“Learn to ask of all actions, ‘Why are they doing that?’
Starting with your own.” -Marcus Aurelius, Meditations
Reading those lines this morning reminded me of some great Stephen Covey insights I wish I was more inclined to consistently apply in my life.
I’m paraphrasing, but Covey, author of The 7 Habits of Highly Effective People, suggested when you’re inclined to judge, stop yourself and attempt, instead, to try to understand.
“Why?” is the king of questions. And if you ask “I wonder why…?” on a regular basis, you will open yourself to possibilities and to compassion, for others and for yourself.
Asking “I wonder why that driver is driving so recklessly?” can transform you from an angry observer to a curious one. What if the driver was on the way to the hospital for an emergency? Unlikely? Sure. But just framing the question can give you pause and defuse an unhelpful emotion.
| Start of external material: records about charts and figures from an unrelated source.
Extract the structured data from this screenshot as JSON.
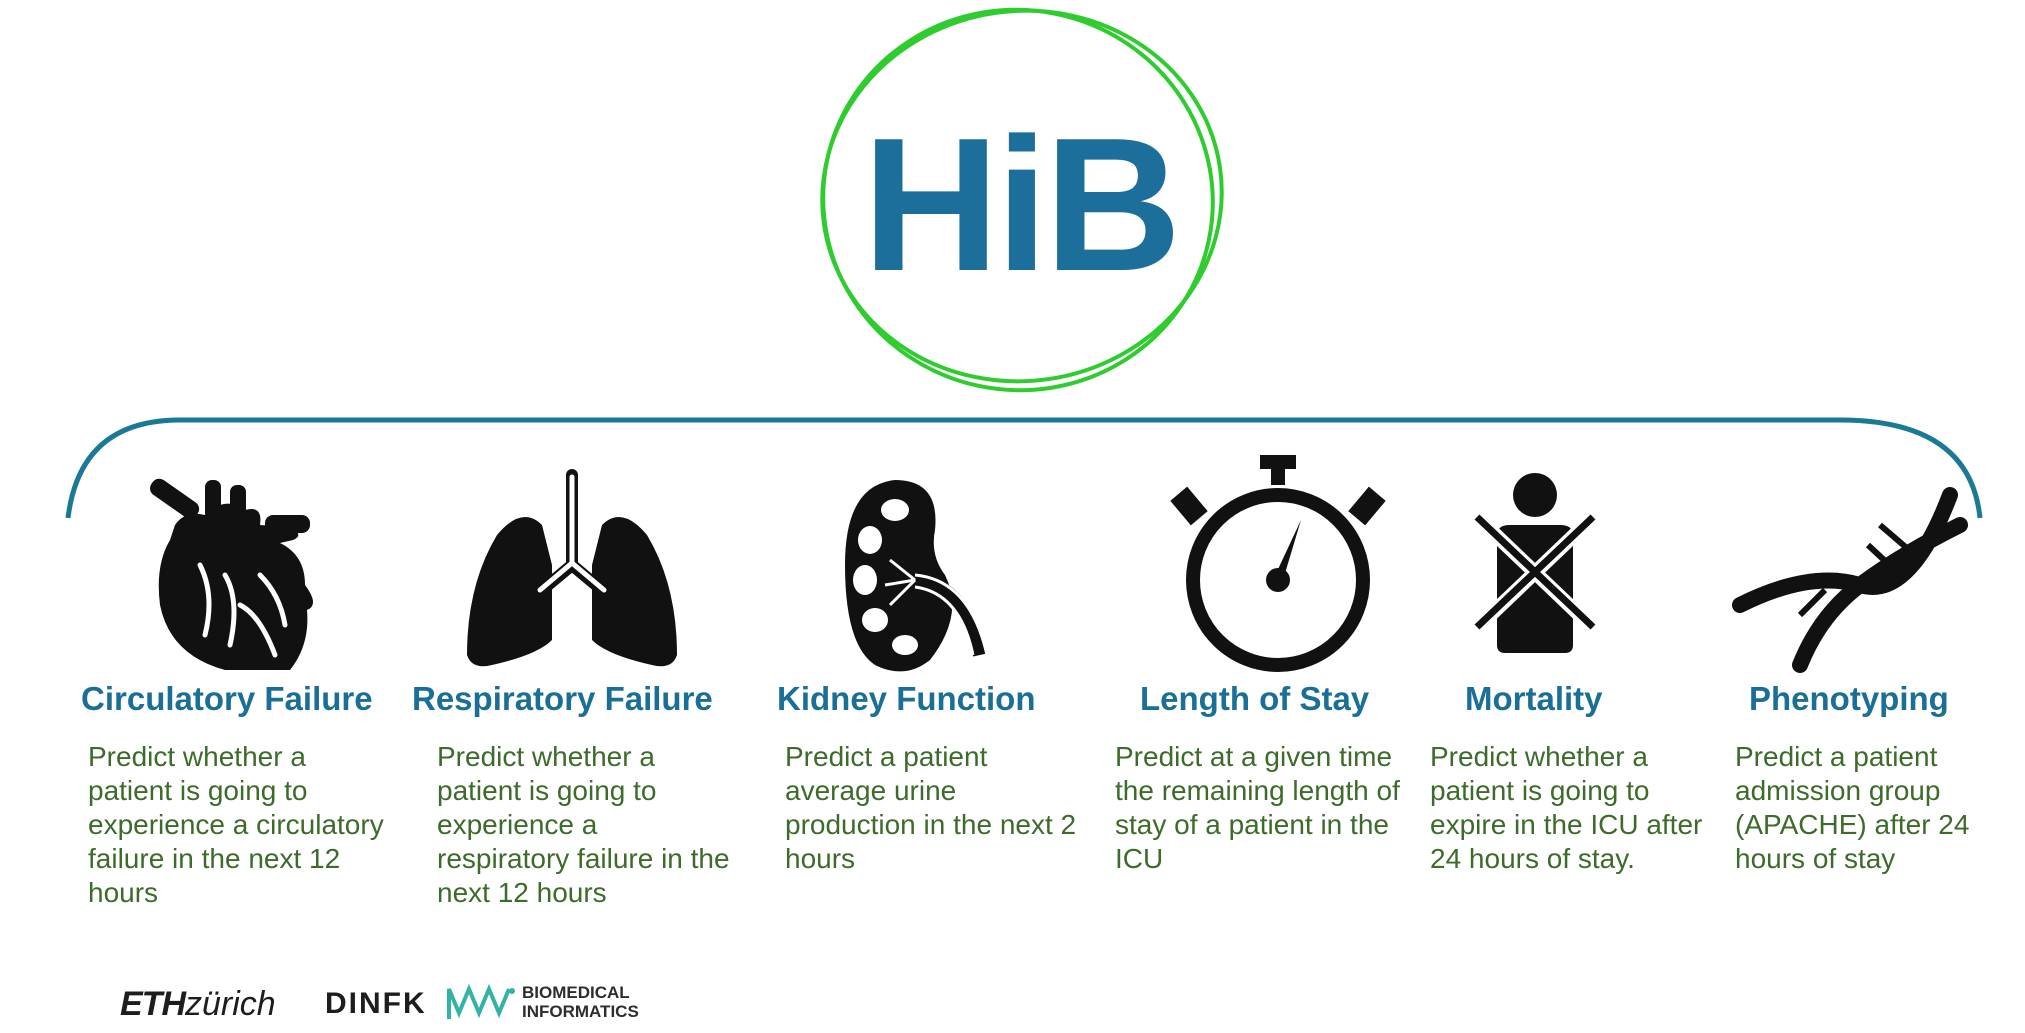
{
  "logo": {
    "text": "HiB",
    "color": "#1b6f9a",
    "ring_color": "#2ecc2e"
  },
  "bracket_color": "#1a7a96",
  "tasks": [
    {
      "icon": "heart-icon",
      "title": "Circulatory Failure",
      "description": "Predict whether a patient  is going to experience a circulatory failure in the next 12 hours"
    },
    {
      "icon": "lungs-icon",
      "title": "Respiratory Failure",
      "description": "Predict whether a patient  is going to experience a respiratory failure in the next 12 hours"
    },
    {
      "icon": "kidney-icon",
      "title": "Kidney Function",
      "description": "Predict a patient average urine production in the next 2 hours"
    },
    {
      "icon": "stopwatch-icon",
      "title": "Length of Stay",
      "description": "Predict at a given time the remaining length of stay of a patient in the ICU"
    },
    {
      "icon": "crossed-person-icon",
      "title": "Mortality",
      "description": "Predict whether a patient is going to expire in the ICU after 24 hours of stay."
    },
    {
      "icon": "dna-icon",
      "title": "Phenotyping",
      "description": "Predict a patient admission group (APACHE) after 24 hours of stay"
    }
  ],
  "footer": {
    "eth_bold": "ETH",
    "eth_rest": "zürich",
    "dinfk": "DINFK",
    "bmi_line1": "BIOMEDICAL",
    "bmi_line2": "INFORMATICS",
    "bmi_color": "#33b3a6"
  },
  "colors": {
    "title": "#1a6f96",
    "description": "#3c6b2a"
  }
}
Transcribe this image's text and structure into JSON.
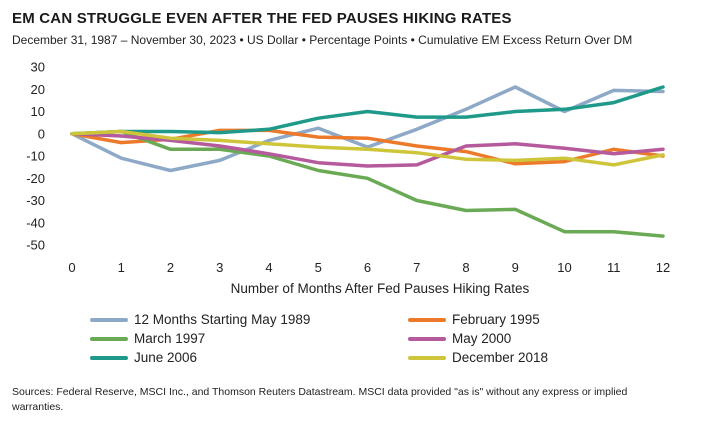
{
  "title": "EM CAN STRUGGLE EVEN AFTER THE FED PAUSES HIKING RATES",
  "subtitle": "December 31, 1987 – November 30, 2023 • US Dollar • Percentage Points • Cumulative EM Excess Return Over DM",
  "source": "Sources: Federal Reserve, MSCI Inc., and Thomson Reuters Datastream. MSCI data provided \"as is\" without any express or implied warranties.",
  "chart_data": {
    "type": "line",
    "title": "EM CAN STRUGGLE EVEN AFTER THE FED PAUSES HIKING RATES",
    "xlabel": "Number of Months After Fed Pauses Hiking Rates",
    "ylabel": "",
    "x": [
      0,
      1,
      2,
      3,
      4,
      5,
      6,
      7,
      8,
      9,
      10,
      11,
      12
    ],
    "ylim": [
      -50,
      30
    ],
    "yticks": [
      30,
      20,
      10,
      0,
      -10,
      -20,
      -30,
      -40,
      -50
    ],
    "grid": false,
    "legend_position": "bottom",
    "series": [
      {
        "name": "12 Months Starting May 1989",
        "color": "#8ea9c8",
        "values": [
          0,
          -11,
          -16.5,
          -12,
          -3,
          2.5,
          -6,
          2,
          11,
          21,
          10,
          19.5,
          19
        ]
      },
      {
        "name": "February 1995",
        "color": "#ec7a2a",
        "values": [
          0,
          -4,
          -2.5,
          1.5,
          1.5,
          -1.5,
          -2,
          -5.5,
          -8,
          -13.5,
          -12.5,
          -7,
          -10
        ]
      },
      {
        "name": "March 1997",
        "color": "#6aaa55",
        "values": [
          0,
          1,
          -7,
          -7,
          -10,
          -16.5,
          -20,
          -30,
          -34.5,
          -34,
          -44,
          -44,
          -46
        ]
      },
      {
        "name": "May 2000",
        "color": "#b55a9c",
        "values": [
          0,
          -1,
          -3,
          -5.5,
          -9,
          -13,
          -14.5,
          -14,
          -5.5,
          -4.5,
          -6.5,
          -9,
          -7
        ]
      },
      {
        "name": "June 2006",
        "color": "#1f9a8a",
        "values": [
          0,
          1,
          1,
          0.5,
          2,
          7,
          10,
          7.5,
          7.5,
          10,
          11,
          14,
          21
        ]
      },
      {
        "name": "December 2018",
        "color": "#cfc53a",
        "values": [
          0,
          1,
          -2,
          -3,
          -4.5,
          -6,
          -7,
          -8.5,
          -11.5,
          -12,
          -11,
          -14,
          -9.5
        ]
      }
    ]
  }
}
Got some bad habits or frustrating tendencies in your own life? Wonder why and you just might go a little easier on yourself while sparking the possibility for genuine understanding and possibly a breakthrough.
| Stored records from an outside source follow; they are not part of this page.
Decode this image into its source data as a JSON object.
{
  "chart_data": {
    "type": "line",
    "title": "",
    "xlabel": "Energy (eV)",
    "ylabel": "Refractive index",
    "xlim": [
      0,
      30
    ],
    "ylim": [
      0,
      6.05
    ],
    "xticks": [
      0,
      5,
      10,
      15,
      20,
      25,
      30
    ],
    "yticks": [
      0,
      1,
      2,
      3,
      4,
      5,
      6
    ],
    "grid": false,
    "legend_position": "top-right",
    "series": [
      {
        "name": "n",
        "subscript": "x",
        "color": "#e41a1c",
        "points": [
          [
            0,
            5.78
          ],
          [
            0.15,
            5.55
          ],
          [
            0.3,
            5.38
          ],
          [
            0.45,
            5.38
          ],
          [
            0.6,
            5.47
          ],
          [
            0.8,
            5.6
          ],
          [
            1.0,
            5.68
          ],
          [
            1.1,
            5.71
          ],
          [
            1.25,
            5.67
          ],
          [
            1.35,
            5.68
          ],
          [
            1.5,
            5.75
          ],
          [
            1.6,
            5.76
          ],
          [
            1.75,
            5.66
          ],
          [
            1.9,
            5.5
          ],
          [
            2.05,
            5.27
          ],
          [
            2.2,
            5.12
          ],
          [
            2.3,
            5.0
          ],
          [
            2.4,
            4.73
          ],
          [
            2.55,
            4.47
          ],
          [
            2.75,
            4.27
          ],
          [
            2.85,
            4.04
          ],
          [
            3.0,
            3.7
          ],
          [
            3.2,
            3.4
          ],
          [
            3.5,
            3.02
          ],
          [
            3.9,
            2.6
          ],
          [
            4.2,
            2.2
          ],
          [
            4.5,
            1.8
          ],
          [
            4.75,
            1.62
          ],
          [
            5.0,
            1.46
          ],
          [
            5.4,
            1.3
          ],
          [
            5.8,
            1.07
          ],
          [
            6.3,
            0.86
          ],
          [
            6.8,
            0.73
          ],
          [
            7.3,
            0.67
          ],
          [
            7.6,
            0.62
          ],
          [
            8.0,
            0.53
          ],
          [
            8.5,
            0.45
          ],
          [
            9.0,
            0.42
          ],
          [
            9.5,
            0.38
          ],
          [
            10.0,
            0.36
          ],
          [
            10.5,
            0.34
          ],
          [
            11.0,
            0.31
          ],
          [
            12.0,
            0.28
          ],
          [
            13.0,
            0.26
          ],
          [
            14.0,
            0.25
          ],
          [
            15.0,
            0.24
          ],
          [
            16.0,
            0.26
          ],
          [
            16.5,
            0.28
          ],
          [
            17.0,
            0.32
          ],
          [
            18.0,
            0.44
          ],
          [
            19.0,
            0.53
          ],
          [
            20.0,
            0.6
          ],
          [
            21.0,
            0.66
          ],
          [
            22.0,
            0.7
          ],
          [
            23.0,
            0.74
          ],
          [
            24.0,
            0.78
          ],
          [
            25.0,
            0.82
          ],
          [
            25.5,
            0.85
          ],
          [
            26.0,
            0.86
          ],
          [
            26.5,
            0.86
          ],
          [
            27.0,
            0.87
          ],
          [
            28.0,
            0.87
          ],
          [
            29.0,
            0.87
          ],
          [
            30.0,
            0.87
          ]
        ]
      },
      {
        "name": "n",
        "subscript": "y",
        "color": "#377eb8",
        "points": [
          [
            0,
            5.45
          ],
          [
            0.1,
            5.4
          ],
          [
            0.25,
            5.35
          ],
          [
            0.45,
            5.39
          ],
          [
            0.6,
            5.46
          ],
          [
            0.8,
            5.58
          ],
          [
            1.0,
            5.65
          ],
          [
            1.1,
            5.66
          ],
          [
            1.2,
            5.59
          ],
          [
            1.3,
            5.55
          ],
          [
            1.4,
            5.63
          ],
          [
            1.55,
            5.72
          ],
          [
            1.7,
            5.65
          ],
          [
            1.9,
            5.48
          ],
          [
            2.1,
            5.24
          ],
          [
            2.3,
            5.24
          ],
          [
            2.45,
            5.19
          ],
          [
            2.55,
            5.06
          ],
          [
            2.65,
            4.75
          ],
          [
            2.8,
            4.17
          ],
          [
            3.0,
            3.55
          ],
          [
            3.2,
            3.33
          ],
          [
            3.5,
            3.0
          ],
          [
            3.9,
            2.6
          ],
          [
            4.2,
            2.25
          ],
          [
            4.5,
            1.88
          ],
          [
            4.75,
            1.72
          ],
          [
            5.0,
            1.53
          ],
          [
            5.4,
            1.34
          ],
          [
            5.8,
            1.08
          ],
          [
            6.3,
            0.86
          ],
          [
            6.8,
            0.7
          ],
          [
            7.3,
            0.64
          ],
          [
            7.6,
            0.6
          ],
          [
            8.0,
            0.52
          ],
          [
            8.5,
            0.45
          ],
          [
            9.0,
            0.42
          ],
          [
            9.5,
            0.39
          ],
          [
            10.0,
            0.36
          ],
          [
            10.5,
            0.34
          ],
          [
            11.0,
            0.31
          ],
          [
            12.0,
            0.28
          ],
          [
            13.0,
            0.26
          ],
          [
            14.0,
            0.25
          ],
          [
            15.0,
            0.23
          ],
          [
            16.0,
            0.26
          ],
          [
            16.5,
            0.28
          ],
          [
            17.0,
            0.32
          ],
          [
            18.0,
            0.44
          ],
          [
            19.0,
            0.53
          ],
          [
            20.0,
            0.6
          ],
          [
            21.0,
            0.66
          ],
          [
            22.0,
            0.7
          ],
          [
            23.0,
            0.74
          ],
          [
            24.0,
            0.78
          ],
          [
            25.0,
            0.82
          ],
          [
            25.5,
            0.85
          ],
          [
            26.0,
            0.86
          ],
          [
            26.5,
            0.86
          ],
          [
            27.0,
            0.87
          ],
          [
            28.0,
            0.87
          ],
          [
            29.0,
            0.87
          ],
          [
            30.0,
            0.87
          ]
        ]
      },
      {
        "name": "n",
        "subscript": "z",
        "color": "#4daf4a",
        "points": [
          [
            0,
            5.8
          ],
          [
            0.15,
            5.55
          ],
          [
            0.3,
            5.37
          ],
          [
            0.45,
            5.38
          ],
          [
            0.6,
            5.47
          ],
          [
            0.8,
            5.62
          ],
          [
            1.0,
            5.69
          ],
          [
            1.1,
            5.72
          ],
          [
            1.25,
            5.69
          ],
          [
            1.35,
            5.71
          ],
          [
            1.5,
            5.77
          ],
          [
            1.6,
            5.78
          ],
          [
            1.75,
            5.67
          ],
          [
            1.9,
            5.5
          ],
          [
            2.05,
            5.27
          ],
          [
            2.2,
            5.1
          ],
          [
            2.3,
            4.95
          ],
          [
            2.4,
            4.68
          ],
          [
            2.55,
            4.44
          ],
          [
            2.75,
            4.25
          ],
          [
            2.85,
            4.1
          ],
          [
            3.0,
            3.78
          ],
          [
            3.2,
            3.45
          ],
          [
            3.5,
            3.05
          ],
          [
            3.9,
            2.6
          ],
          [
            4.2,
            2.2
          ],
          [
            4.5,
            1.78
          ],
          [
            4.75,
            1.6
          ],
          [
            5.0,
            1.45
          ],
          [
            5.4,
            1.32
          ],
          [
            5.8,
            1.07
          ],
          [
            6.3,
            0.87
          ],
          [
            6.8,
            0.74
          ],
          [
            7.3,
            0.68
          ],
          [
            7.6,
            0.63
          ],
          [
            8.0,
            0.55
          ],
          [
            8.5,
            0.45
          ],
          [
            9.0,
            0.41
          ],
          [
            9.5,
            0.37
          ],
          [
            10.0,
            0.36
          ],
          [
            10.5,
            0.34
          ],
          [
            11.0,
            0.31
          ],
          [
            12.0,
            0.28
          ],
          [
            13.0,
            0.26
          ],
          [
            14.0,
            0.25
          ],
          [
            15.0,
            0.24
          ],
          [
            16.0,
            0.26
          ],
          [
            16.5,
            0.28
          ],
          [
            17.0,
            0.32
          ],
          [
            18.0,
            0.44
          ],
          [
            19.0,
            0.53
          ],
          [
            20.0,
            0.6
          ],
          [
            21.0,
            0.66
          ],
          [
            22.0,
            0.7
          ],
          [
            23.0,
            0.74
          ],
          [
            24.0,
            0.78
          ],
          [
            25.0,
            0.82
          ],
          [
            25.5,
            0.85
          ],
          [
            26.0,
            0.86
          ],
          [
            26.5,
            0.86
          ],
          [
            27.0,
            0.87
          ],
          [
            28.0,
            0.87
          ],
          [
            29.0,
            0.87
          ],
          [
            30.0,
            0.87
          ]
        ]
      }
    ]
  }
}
Instead of labeling or judging or reacting, use the gap between stimulus and response to try to understand.
Want to spark more meaningful conversations? Ask “Why?” often, not in a pestering way, but with the intent to truly understand the other.
Want a clear vision for your family or your organization or your work? Ask “Why?” and pursue the answers relentlessly.
Why not make “Why?” your go-to question, the spark for possibilities that otherwise would remain undiscovered.